The Hillel Connections interns toured the Birmingham Civil Rights District as a part of their summer experience in Birmingham.

The Hillel Connections interns toured the Birmingham Civil Rights District as a part of their summer experience in Birmingham.

Housing is provided in UAB dorms, and participants do service and social activities, including attending Barons games as a group and touring the Birmingham Civil Rights District. Each participant is connected with a family that is there for support throughout the summer, with one family member usually working in the same industry as the intern.

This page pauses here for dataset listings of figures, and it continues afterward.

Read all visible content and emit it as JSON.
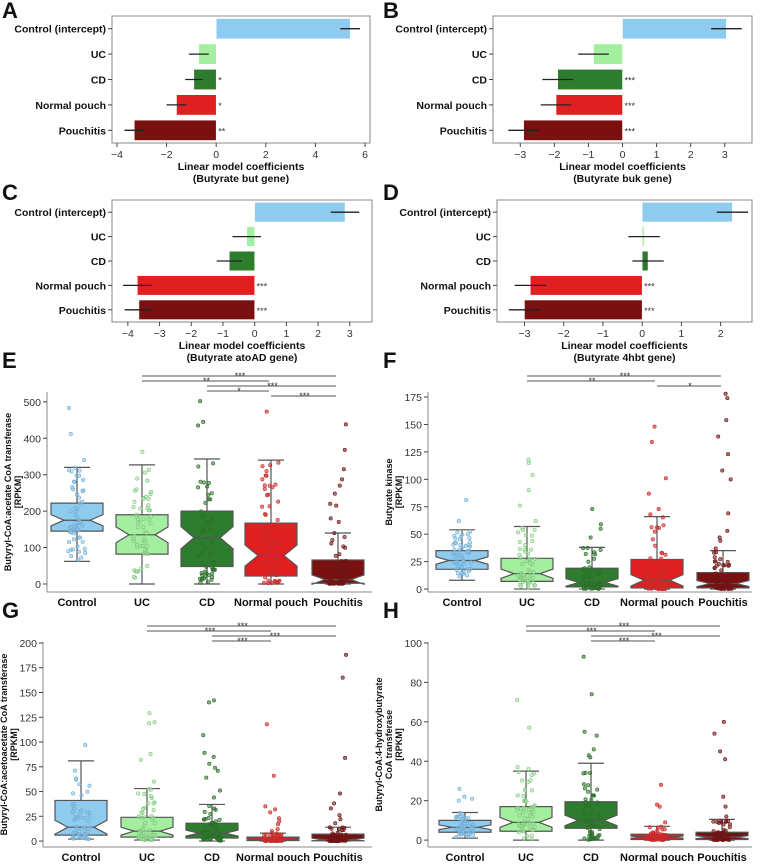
{
  "colors": {
    "Control": "#8ecbef",
    "UC": "#a4eea0",
    "CD": "#2e7d2e",
    "Normal pouch": "#e02020",
    "Pouchitis": "#7a1010"
  },
  "chart_data": [
    {
      "panel": "A",
      "type": "bar",
      "orientation": "horizontal",
      "categories": [
        "Control (intercept)",
        "UC",
        "CD",
        "Normal pouch",
        "Pouchitis"
      ],
      "values": [
        5.4,
        -0.7,
        -0.9,
        -1.6,
        -3.3
      ],
      "errors": [
        0.4,
        0.4,
        0.35,
        0.4,
        0.4
      ],
      "significance": [
        "",
        "",
        "*",
        "*",
        "**"
      ],
      "xlabel": [
        "Linear model coefficients",
        "(Butyrate but gene)"
      ],
      "xticks": [
        "−4",
        "−2",
        "0",
        "2",
        "4",
        "6"
      ],
      "xtick_values": [
        -4,
        -2,
        0,
        2,
        4,
        6
      ],
      "xlim": [
        -4.2,
        6.2
      ]
    },
    {
      "panel": "B",
      "type": "bar",
      "orientation": "horizontal",
      "categories": [
        "Control (intercept)",
        "UC",
        "CD",
        "Normal pouch",
        "Pouchitis"
      ],
      "values": [
        3.05,
        -0.85,
        -1.9,
        -1.95,
        -2.9
      ],
      "errors": [
        0.45,
        0.45,
        0.45,
        0.45,
        0.45
      ],
      "significance": [
        "",
        "",
        "***",
        "***",
        "***"
      ],
      "xlabel": [
        "Linear model coefficients",
        "(Butyrate buk gene)"
      ],
      "xticks": [
        "−3",
        "−2",
        "−1",
        "0",
        "1",
        "2",
        "3"
      ],
      "xtick_values": [
        -3,
        -2,
        -1,
        0,
        1,
        2,
        3
      ],
      "xlim": [
        -3.8,
        3.8
      ]
    },
    {
      "panel": "C",
      "type": "bar",
      "orientation": "horizontal",
      "categories": [
        "Control (intercept)",
        "UC",
        "CD",
        "Normal pouch",
        "Pouchitis"
      ],
      "values": [
        2.85,
        -0.25,
        -0.8,
        -3.7,
        -3.65
      ],
      "errors": [
        0.45,
        0.45,
        0.4,
        0.45,
        0.45
      ],
      "significance": [
        "",
        "",
        "",
        "***",
        "***"
      ],
      "xlabel": [
        "Linear model coefficients",
        "(Butyrate atoAD gene)"
      ],
      "xticks": [
        "−4",
        "−3",
        "−2",
        "−1",
        "0",
        "1",
        "2",
        "3"
      ],
      "xtick_values": [
        -4,
        -3,
        -2,
        -1,
        0,
        1,
        2,
        3
      ],
      "xlim": [
        -4.5,
        3.7
      ]
    },
    {
      "panel": "D",
      "type": "bar",
      "orientation": "horizontal",
      "categories": [
        "Control (intercept)",
        "UC",
        "CD",
        "Normal pouch",
        "Pouchitis"
      ],
      "values": [
        2.3,
        0.05,
        0.15,
        -2.85,
        -3.0
      ],
      "errors": [
        0.4,
        0.4,
        0.4,
        0.4,
        0.4
      ],
      "significance": [
        "",
        "",
        "",
        "***",
        "***"
      ],
      "xlabel": [
        "Linear model coefficients",
        "(Butyrate 4hbt gene)"
      ],
      "xticks": [
        "−3",
        "−2",
        "−1",
        "0",
        "1",
        "2"
      ],
      "xtick_values": [
        -3,
        -2,
        -1,
        0,
        1,
        2
      ],
      "xlim": [
        -3.7,
        2.8
      ]
    },
    {
      "panel": "E",
      "type": "box",
      "categories": [
        "Control",
        "UC",
        "CD",
        "Normal pouch",
        "Pouchitis"
      ],
      "ylabel": [
        "Butyryl-CoA:acetate CoA transferase",
        "[RPKM]"
      ],
      "yticks": [
        "0",
        "100",
        "200",
        "300",
        "400",
        "500"
      ],
      "ytick_values": [
        0,
        100,
        200,
        300,
        400,
        500
      ],
      "ylim": [
        -22,
        527
      ],
      "boxes": [
        {
          "whislo": 62,
          "q1": 145,
          "med": 175,
          "q3": 222,
          "whishi": 320,
          "outliers": [
            340,
            412,
            483
          ]
        },
        {
          "whislo": 0,
          "q1": 82,
          "med": 135,
          "q3": 190,
          "whishi": 327,
          "outliers": [
            363
          ]
        },
        {
          "whislo": 0,
          "q1": 48,
          "med": 127,
          "q3": 200,
          "whishi": 343,
          "outliers": [
            435,
            445,
            502
          ]
        },
        {
          "whislo": 0,
          "q1": 22,
          "med": 78,
          "q3": 167,
          "whishi": 340,
          "outliers": [
            473
          ]
        },
        {
          "whislo": 0,
          "q1": 2,
          "med": 12,
          "q3": 66,
          "whishi": 140,
          "outliers": [
            170,
            180,
            215,
            220,
            248,
            270,
            287,
            315,
            368,
            438
          ]
        }
      ],
      "brackets": [
        {
          "from": 1,
          "to": 4,
          "label": "***"
        },
        {
          "from": 1,
          "to": 3,
          "label": "**"
        },
        {
          "from": 2,
          "to": 4,
          "label": "***"
        },
        {
          "from": 2,
          "to": 3,
          "label": "*"
        },
        {
          "from": 3,
          "to": 4,
          "label": "***"
        }
      ]
    },
    {
      "panel": "F",
      "type": "box",
      "categories": [
        "Control",
        "UC",
        "CD",
        "Normal pouch",
        "Pouchitis"
      ],
      "ylabel": [
        "Butyrate kinase",
        "[RPKM]"
      ],
      "yticks": [
        "0",
        "25",
        "50",
        "75",
        "100",
        "125",
        "150",
        "175"
      ],
      "ytick_values": [
        0,
        25,
        50,
        75,
        100,
        125,
        150,
        175
      ],
      "ylim": [
        -2.7,
        179.6
      ],
      "boxes": [
        {
          "whislo": 8,
          "q1": 18,
          "med": 26,
          "q3": 35,
          "whishi": 54,
          "outliers": [
            62,
            81
          ]
        },
        {
          "whislo": 0,
          "q1": 7,
          "med": 14,
          "q3": 28,
          "whishi": 57,
          "outliers": [
            62,
            76,
            90,
            104,
            115,
            118
          ]
        },
        {
          "whislo": 0,
          "q1": 2,
          "med": 6,
          "q3": 19,
          "whishi": 38,
          "outliers": [
            47,
            55,
            59,
            73
          ]
        },
        {
          "whislo": 0,
          "q1": 1,
          "med": 8,
          "q3": 27,
          "whishi": 66,
          "outliers": [
            68,
            73,
            87,
            101,
            134,
            148
          ]
        },
        {
          "whislo": 0,
          "q1": 1,
          "med": 5,
          "q3": 15,
          "whishi": 35,
          "outliers": [
            37,
            44,
            47,
            53,
            69,
            100,
            108,
            123,
            139,
            154,
            174,
            178
          ]
        }
      ],
      "brackets": [
        {
          "from": 1,
          "to": 4,
          "label": "***"
        },
        {
          "from": 1,
          "to": 3,
          "label": "**"
        },
        {
          "from": 3,
          "to": 4,
          "label": "*"
        }
      ]
    },
    {
      "panel": "G",
      "type": "box",
      "categories": [
        "Control",
        "UC",
        "CD",
        "Normal pouch",
        "Pouchitis"
      ],
      "ylabel": [
        "Butyryl-CoA:acetoacetate CoA transferase",
        "[RPKM]"
      ],
      "yticks": [
        "0",
        "25",
        "50",
        "75",
        "100",
        "125",
        "150",
        "175",
        "200"
      ],
      "ytick_values": [
        0,
        25,
        50,
        75,
        100,
        125,
        150,
        175,
        200
      ],
      "ylim": [
        -6,
        201
      ],
      "boxes": [
        {
          "whislo": 2,
          "q1": 6,
          "med": 14,
          "q3": 41,
          "whishi": 81,
          "outliers": [
            97
          ]
        },
        {
          "whislo": 1,
          "q1": 4,
          "med": 10,
          "q3": 24,
          "whishi": 53,
          "outliers": [
            60,
            82,
            88,
            119,
            120,
            129
          ]
        },
        {
          "whislo": 0,
          "q1": 3,
          "med": 8,
          "q3": 18,
          "whishi": 37,
          "outliers": [
            44,
            51,
            64,
            71,
            74,
            78,
            85,
            89,
            107,
            140,
            142
          ]
        },
        {
          "whislo": 0,
          "q1": 0.5,
          "med": 1.5,
          "q3": 4,
          "whishi": 8,
          "outliers": [
            10,
            12,
            17,
            20,
            23,
            29,
            32,
            35,
            66,
            118
          ]
        },
        {
          "whislo": 0,
          "q1": 0.3,
          "med": 1.5,
          "q3": 7,
          "whishi": 14,
          "outliers": [
            18,
            22,
            26,
            33,
            38,
            48,
            84,
            165,
            188
          ]
        }
      ],
      "brackets": [
        {
          "from": 1,
          "to": 4,
          "label": "***"
        },
        {
          "from": 1,
          "to": 3,
          "label": "***"
        },
        {
          "from": 2,
          "to": 4,
          "label": "***"
        },
        {
          "from": 2,
          "to": 3,
          "label": "***"
        }
      ]
    },
    {
      "panel": "H",
      "type": "box",
      "categories": [
        "Control",
        "UC",
        "CD",
        "Normal pouch",
        "Pouchitis"
      ],
      "ylabel": [
        "Butyryl-CoA:4-hydroxybutyrate",
        "CoA transferase",
        "[RPKM]"
      ],
      "yticks": [
        "0",
        "20",
        "40",
        "60",
        "80",
        "100"
      ],
      "ytick_values": [
        0,
        20,
        40,
        60,
        80,
        100
      ],
      "ylim": [
        -3.5,
        100.5
      ],
      "boxes": [
        {
          "whislo": 1,
          "q1": 4,
          "med": 6.5,
          "q3": 10,
          "whishi": 14,
          "outliers": [
            20,
            21,
            22,
            26
          ]
        },
        {
          "whislo": 0,
          "q1": 4.5,
          "med": 9,
          "q3": 17,
          "whishi": 35,
          "outliers": [
            36,
            37,
            57,
            71
          ]
        },
        {
          "whislo": 0,
          "q1": 6,
          "med": 10,
          "q3": 19.5,
          "whishi": 39,
          "outliers": [
            42,
            43,
            46,
            53,
            55,
            74,
            93
          ]
        },
        {
          "whislo": 0,
          "q1": 0.3,
          "med": 1.5,
          "q3": 3,
          "whishi": 7,
          "outliers": [
            9,
            17,
            18,
            28
          ]
        },
        {
          "whislo": 0,
          "q1": 0.3,
          "med": 1.5,
          "q3": 4,
          "whishi": 10.5,
          "outliers": [
            12,
            17,
            22,
            41,
            45,
            54,
            60
          ]
        }
      ],
      "brackets": [
        {
          "from": 1,
          "to": 4,
          "label": "***"
        },
        {
          "from": 1,
          "to": 3,
          "label": "***"
        },
        {
          "from": 2,
          "to": 4,
          "label": "***"
        },
        {
          "from": 2,
          "to": 3,
          "label": "***"
        }
      ]
    }
  ]
}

“The marvelous thing has been our students from last summer are maintaining the connection with the local family,” Travelute said. “For us that is a sign that when they graduate there is a good chance they will at least strongly consider Birmingham as a possibility, because they already have a connection here and have had the summer to really see Birmingham has so many opportunities for millennials.”

Jake Kaplan, a junior at UA studying international studies, connected with the Krell family. He was a frequent visitor at their home over the summer, and he still stays at their house even though his internship at Morgan Stanley is complete.

“We have a stellar relationship. They’re like family, really,” he said. “All adults in Birmingham are such rock stars. Everyone in Birmingham is always so welcoming. I can’t help but be appreciative and want to be a part of it [Birmingham].”

Next summer, Travelute’s goal is to expand Hillel Connections from seven to 20 students, and the program’s long-term goal is to branch out and include Huntsville, Montgomery and Mobile as well. This upcoming summer, students from Auburn University, Birmingham-Southern College and UAB will be invited to apply for Birmingham internships, along with UA students. Eventually, Travelute said she’d like to open the program to any Jewish student that would like to apply, even if they are from out of state.

“We want to build the workforce in Birmingham and want to do it in a way that not only recruits the best students, but retains them,” she said. “I think this program will do both.”